The maritime archaeology of the ‘Great Ship Swallower
It’s an exciting time for archaeological research on the Goodwin Sands. Historic England has recently funded geophysical survey and diver investigation on the wrecks of the Northumberland and Restoration, lost during the Great Storm of 1703, which are rapidly emerging out of the sand waves. Meanwhile fascinating new discoveries are being made during the analysis and conservation of artefacts recovered from the Dutch East India Company (VOC) ship Rooswijk, lost in 1740.
Newly discovered sites are being assessed for protection, and public access is being enhanced through new technology and virtual dive trails.

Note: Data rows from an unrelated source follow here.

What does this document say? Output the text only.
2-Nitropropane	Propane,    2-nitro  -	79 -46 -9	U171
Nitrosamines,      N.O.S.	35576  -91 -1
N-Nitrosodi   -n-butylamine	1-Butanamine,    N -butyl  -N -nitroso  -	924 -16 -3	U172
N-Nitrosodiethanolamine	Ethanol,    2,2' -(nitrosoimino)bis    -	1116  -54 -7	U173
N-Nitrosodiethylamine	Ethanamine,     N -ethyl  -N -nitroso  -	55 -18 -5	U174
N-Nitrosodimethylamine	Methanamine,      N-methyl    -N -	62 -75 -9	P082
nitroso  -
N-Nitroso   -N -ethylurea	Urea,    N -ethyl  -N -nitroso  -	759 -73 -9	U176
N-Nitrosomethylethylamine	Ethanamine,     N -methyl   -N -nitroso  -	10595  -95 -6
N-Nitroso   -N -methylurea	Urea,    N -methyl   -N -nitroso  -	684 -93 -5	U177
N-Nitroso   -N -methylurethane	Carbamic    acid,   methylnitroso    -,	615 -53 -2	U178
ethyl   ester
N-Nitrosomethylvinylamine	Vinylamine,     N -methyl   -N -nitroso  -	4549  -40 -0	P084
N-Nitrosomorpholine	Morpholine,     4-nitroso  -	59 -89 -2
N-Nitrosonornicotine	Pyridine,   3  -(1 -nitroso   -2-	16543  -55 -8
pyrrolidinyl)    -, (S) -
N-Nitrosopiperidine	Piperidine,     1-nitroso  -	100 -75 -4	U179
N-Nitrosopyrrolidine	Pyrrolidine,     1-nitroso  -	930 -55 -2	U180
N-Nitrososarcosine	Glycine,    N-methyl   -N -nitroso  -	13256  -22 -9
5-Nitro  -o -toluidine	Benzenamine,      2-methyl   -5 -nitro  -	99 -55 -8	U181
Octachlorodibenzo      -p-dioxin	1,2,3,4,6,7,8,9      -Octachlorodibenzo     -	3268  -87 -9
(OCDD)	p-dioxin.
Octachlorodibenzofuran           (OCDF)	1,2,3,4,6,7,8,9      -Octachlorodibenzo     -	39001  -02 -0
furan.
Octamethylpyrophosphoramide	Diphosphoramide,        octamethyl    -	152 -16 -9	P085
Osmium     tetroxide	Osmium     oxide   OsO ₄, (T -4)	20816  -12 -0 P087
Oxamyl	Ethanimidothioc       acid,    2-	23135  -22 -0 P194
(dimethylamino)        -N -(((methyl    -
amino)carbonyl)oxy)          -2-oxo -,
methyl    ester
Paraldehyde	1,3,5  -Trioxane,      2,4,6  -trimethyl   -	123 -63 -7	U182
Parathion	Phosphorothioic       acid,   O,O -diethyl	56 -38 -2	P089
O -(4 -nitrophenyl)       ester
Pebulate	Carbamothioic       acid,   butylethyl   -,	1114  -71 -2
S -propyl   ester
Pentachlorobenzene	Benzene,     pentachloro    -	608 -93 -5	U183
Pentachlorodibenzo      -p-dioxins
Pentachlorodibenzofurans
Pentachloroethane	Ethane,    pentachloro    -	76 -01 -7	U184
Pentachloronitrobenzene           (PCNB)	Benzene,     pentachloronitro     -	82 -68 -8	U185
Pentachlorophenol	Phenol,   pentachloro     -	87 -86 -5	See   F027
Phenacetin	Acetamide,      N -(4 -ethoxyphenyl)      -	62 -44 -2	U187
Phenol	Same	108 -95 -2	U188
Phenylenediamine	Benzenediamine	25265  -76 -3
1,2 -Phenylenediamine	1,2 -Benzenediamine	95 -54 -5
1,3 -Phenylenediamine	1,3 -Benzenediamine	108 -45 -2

The talk will provide an update on the cutting edge research taking place in this dynamic and ever changing environment.
Hefin Meara is a maritime archaeologist at Historic England, with responsibility for marine designation casework and the management of Protected Wrecks.
Riddle in the Sands
The Great Storm of 1703 wreaked havoc throughout England and particularly off the Kent coast. The navy suffered its greatest loss of life and ships. Four capital ships – the Stirling Castle, Restoration, Northumberland, and the Mary were wrecked off the Kent coast on the Goodwin Sands. Although four ships were wrecked only two are positively identified, the Stirling Castle and Northumberland. A third site was thought to be either the Restoration or Mary. Now tentatively identified as the Mary the question is where is the fourth, possibly the Restoration?
This talk will outline the history of the sinkings and using eyewitness accounts and the latest in reconstruction work will suggest where the fourth wreck may lie.
Dr Douglas McElvogue is Licencee of the Stirling Castle. Formerly a director of the Nautical Archaeology Society and Senior Research Fellow and Archaeologist at the Mary Rose Trust.